The fate of a humble yet iconic theater institution, the Drama Book Shop in New York City, seems uncertain. The independent Manhattan bookstore stocked with scripts has been a staple of theater life in the city, and its future has many actors nationwide concerned and, indeed, alarmed about the changing face of NYC. The reason behind the business’ planned January closing is a substantial rent hike, according to an article in Crain’s New York Business. The shop’s owner intends to find a new, smaller location for the store.
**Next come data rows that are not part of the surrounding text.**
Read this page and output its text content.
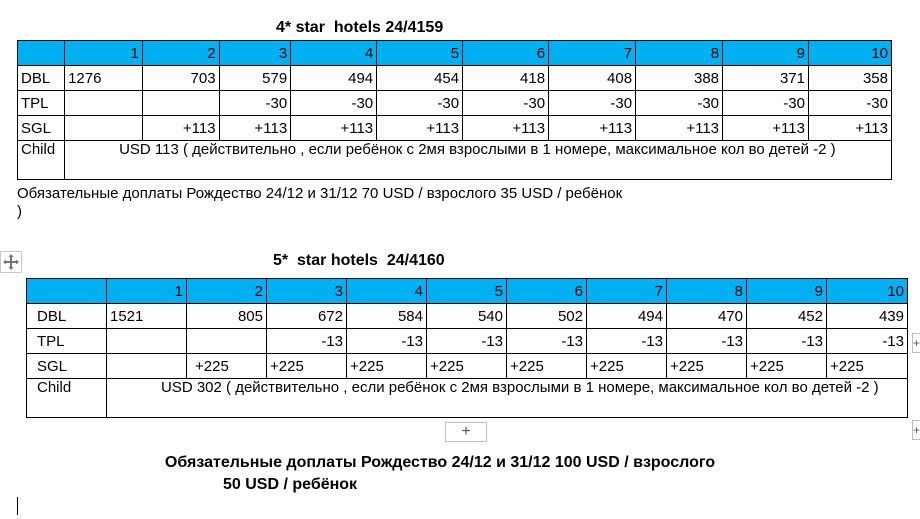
4* star  hotels 24/4159
	1	2	3	4	5	6	7	8	9	10
DBL	1276	703	579	494	454	418	408	388	371	358
TPL			-30	-30	-30	-30	-30	-30	-30	-30
SGL		+113	+113	+113	+113	+113	+113	+113	+113	+113
Child	USD 113 ( действительно , если ребёнок с 2мя взрослыми в 1 номере, максимальное кол во детей -2 )									
Обязательные доплаты Рождество 24/12 и 31/12 70 USD / взрослого 35 USD / ребёнок
)
5*  star hotels  24/4160
	1	2	3	4	5	6	7	8	9	10
DBL	1521	805	672	584	540	502	494	470	452	439
TPL			-13	-13	-13	-13	-13	-13	-13	-13
SGL		+225	+225	+225	+225	+225	+225	+225	+225	+225
Child	USD 302 ( действительно , если ребёнок с 2мя взрослыми в 1 номере, максимальное кол во детей -2 )									
+
+
+
Обязательные доплаты Рождество 24/12 и 31/12 100 USD / взрослого
50 USD / ребёнок
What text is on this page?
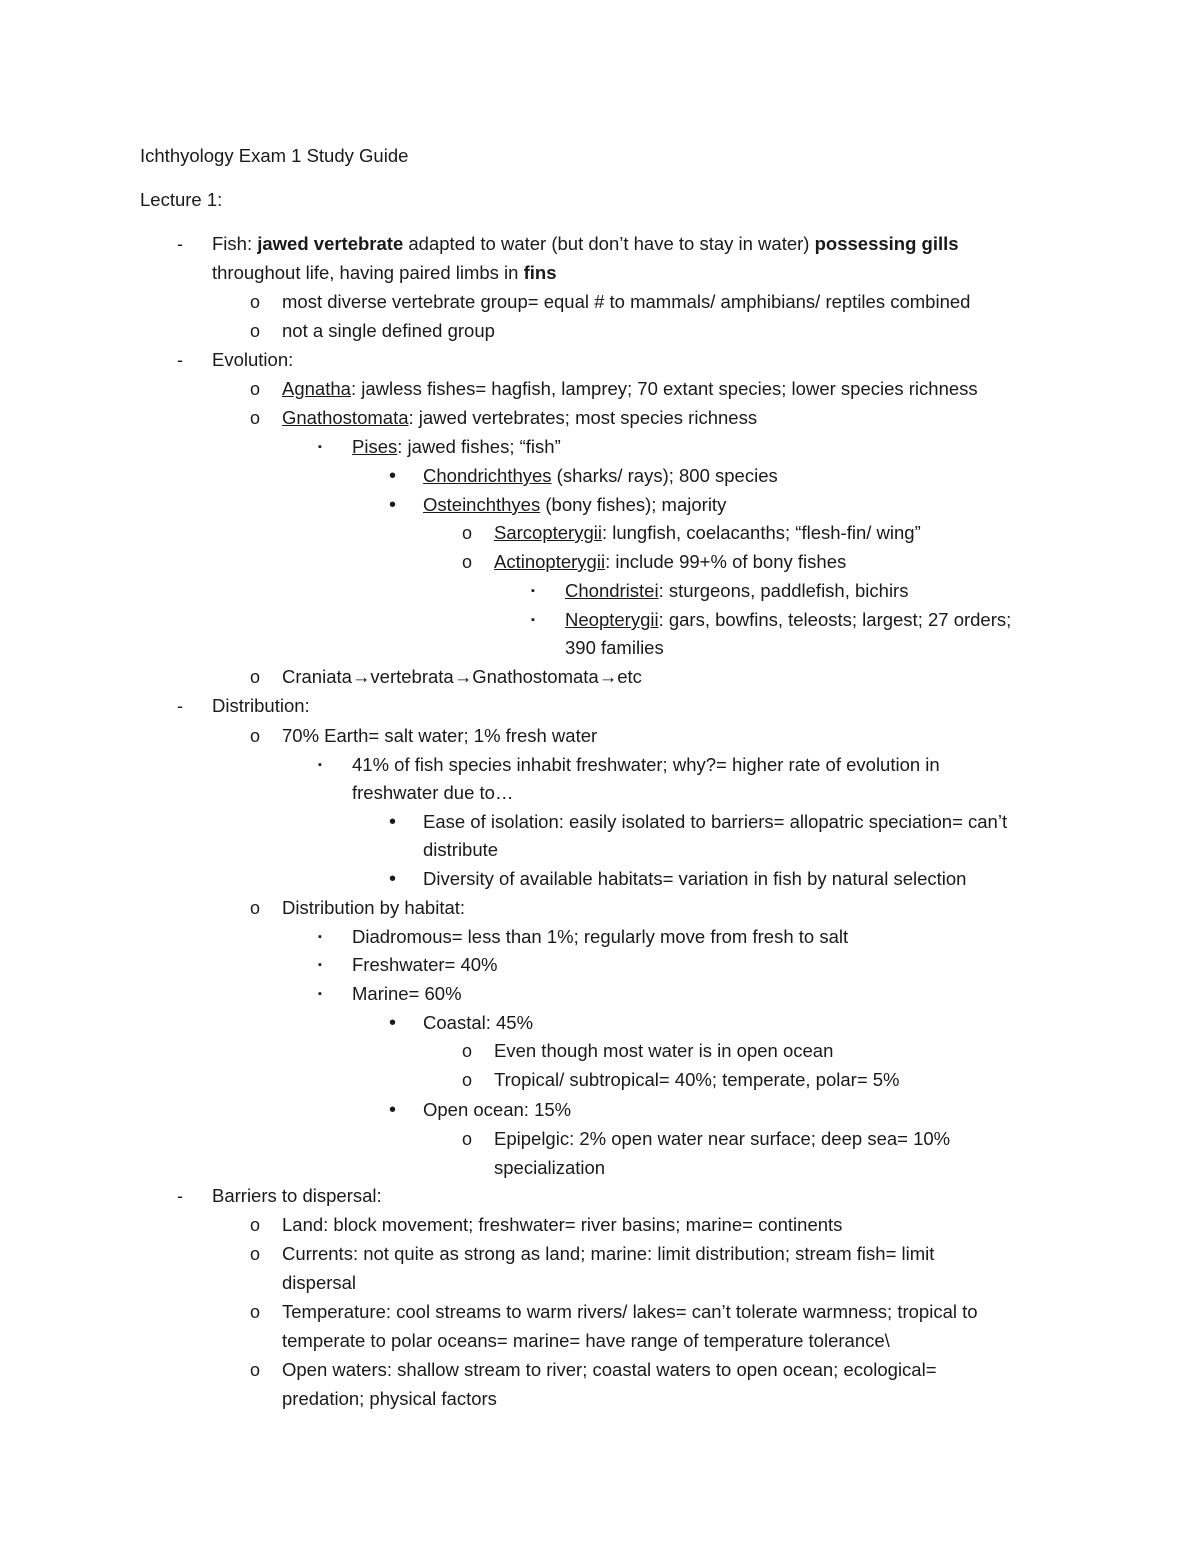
Ichthyology Exam 1 Study Guide
Lecture 1:
- Fish: jawed vertebrate adapted to water (but don’t have to stay in water) possessing gills
throughout life, having paired limbs in fins
o most diverse vertebrate group= equal # to mammals/ amphibians/ reptiles combined
o not a single defined group
- Evolution:
o Agnatha: jawless fishes= hagfish, lamprey; 70 extant species; lower species richness
o Gnathostomata: jawed vertebrates; most species richness
▪ Pises: jawed fishes; “fish”
• Chondrichthyes (sharks/ rays); 800 species
• Osteinchthyes (bony fishes); majority
o Sarcopterygii: lungfish, coelacanths; “flesh-fin/ wing”
o Actinopterygii: include 99+% of bony fishes
▪ Chondristei: sturgeons, paddlefish, bichirs
▪ Neopterygii: gars, bowfins, teleosts; largest; 27 orders;
390 families
o Craniata→vertebrata→Gnathostomata→etc
- Distribution:
o 70% Earth= salt water; 1% fresh water
▪ 41% of fish species inhabit freshwater; why?= higher rate of evolution in
freshwater due to…
• Ease of isolation: easily isolated to barriers= allopatric speciation= can’t
distribute
• Diversity of available habitats= variation in fish by natural selection
o Distribution by habitat:
▪ Diadromous= less than 1%; regularly move from fresh to salt
▪ Freshwater= 40%
▪ Marine= 60%
• Coastal: 45%
o Even though most water is in open ocean
o Tropical/ subtropical= 40%; temperate, polar= 5%
• Open ocean: 15%
o Epipelgic: 2% open water near surface; deep sea= 10%
specialization
- Barriers to dispersal:
o Land: block movement; freshwater= river basins; marine= continents
o Currents: not quite as strong as land; marine: limit distribution; stream fish= limit
dispersal
o Temperature: cool streams to warm rivers/ lakes= can’t tolerate warmness; tropical to
temperate to polar oceans= marine= have range of temperature tolerance\
o Open waters: shallow stream to river; coastal waters to open ocean; ecological=
predation; physical factors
Per Crain’s article, the store’s monthly rent climbed to $20,000—an impossible price for a script shop with some inventory that prices out at $10. The scenario represents an all-too-common story in Manhattan: as the city’s landlords continue to raise the rent, small businesses are being pinched out.
In a report last spring, the Real Estate Board of New York predicted that in 2018 the city would see more national retailers consolidating, and utilizing “artificial intelligence, robotics, and data mining to provide a personalized shopping experience that provides brand empathy and is also social media friendly.” In the age of Amazon and Instagram, the report’s findings paint the picture of what the little bookstore in faces in a changing Manhattan more focused on shareable moments than ever before.
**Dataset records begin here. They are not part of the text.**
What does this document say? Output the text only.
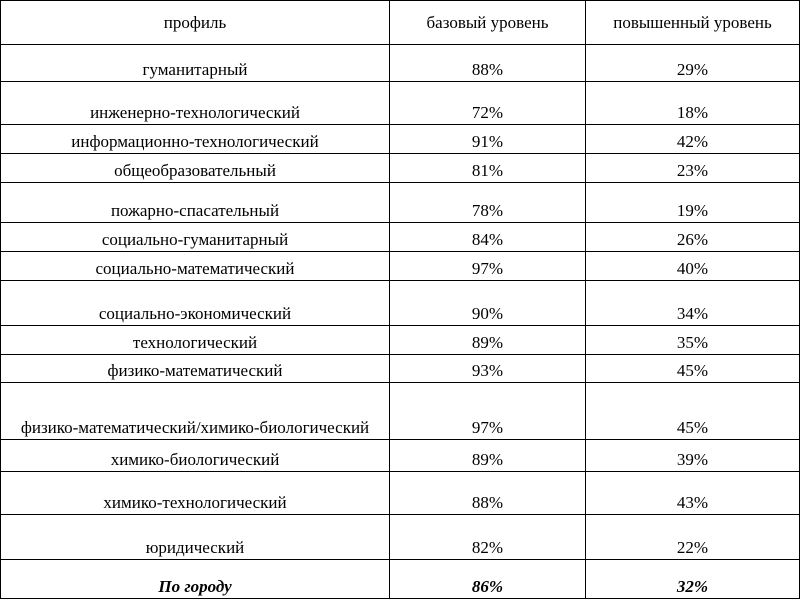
профиль	базовый уровень	повышенный уровень
гуманитарный	88%	29%
инженерно-технологический	72%	18%
информационно-технологический	91%	42%
общеобразовательный	81%	23%
пожарно-спасательный	78%	19%
социально-гуманитарный	84%	26%
социально-математический	97%	40%
социально-экономический	90%	34%
технологический	89%	35%
физико-математический	93%	45%
физико-математический/химико-биологический	97%	45%
химико-биологический	89%	39%
химико-технологический	88%	43%
юридический	82%	22%
По городу	86%	32%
Once news of the shop’s closing broke, figures from all over the country rallied on social media and shared their lament. Lin-Manuel Miranda, who used the shop as a writing spot for his breakout Tony-winning musical “In The Heights” swung by the shop and signed “everything with my name on it” to help incentivize foot traffic.
The shop has a storied history with many NYC actors, especially students who trained in the city. A.J. Allegra was a BFA student at NYU’s Stella Adler Studio of Acting in the early 2000’s and describes the store’s charm. “It was the place where we’d run to buy the $7 acting edition of the play we were just assigned in scene study,” he told Backstage. “It was the spot we’d search in for hours trying to find a new audition piece. [The shop] provided the opportunity the simply browse and discover.... What do we have left? Amazon Prime? How depressing.”
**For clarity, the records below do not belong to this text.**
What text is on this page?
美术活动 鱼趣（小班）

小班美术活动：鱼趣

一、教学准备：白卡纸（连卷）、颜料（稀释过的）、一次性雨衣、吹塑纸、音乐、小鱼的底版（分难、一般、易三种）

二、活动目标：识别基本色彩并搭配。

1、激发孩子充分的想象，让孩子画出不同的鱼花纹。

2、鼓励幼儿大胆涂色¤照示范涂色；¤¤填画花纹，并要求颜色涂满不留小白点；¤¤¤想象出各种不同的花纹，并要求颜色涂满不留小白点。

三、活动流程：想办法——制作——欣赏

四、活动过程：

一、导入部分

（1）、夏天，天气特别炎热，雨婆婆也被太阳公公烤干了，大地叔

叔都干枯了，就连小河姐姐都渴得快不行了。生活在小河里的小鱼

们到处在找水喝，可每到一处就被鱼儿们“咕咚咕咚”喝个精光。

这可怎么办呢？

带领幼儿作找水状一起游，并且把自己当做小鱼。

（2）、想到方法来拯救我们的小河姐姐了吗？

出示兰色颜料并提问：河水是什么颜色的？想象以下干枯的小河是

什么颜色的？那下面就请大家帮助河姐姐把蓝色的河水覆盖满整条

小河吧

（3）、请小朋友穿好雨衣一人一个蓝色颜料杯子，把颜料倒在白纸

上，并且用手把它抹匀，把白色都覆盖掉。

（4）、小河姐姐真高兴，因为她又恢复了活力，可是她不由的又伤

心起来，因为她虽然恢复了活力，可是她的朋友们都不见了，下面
The store also hosted events, from readings to autographings, and even provided space for rehearsals. For many actors, it’s known as a meeting post. The bookstore’s couches have also now become sentimentally iconic—inviting actors to sit, read, chat, and get advice and recommendations from the shop’s 20-person staff of part-timers.
The shop has had several locations throughout its 100-plus year history; it came to occupy its current site on 40th Street in 2001. For now, the plan is for the store to shutter its current location at the start of the new year. Owner Allen Hubby, who’s worked at the shop since the ’70’s, hopes to reopen the store in a smaller location somewhere in the city’s Theater District.
For now, many actors and tourists alike are rushing to the Drama Shop to give a standing ovation for a small business at risk in a big and changing city. Store hours are 10 a.m. to 7 p.m. Monday–Wednesday and Friday–Saturday; 10 a.m. to 8 p.m. Thursday; and noon to 6 p.m. Sunday.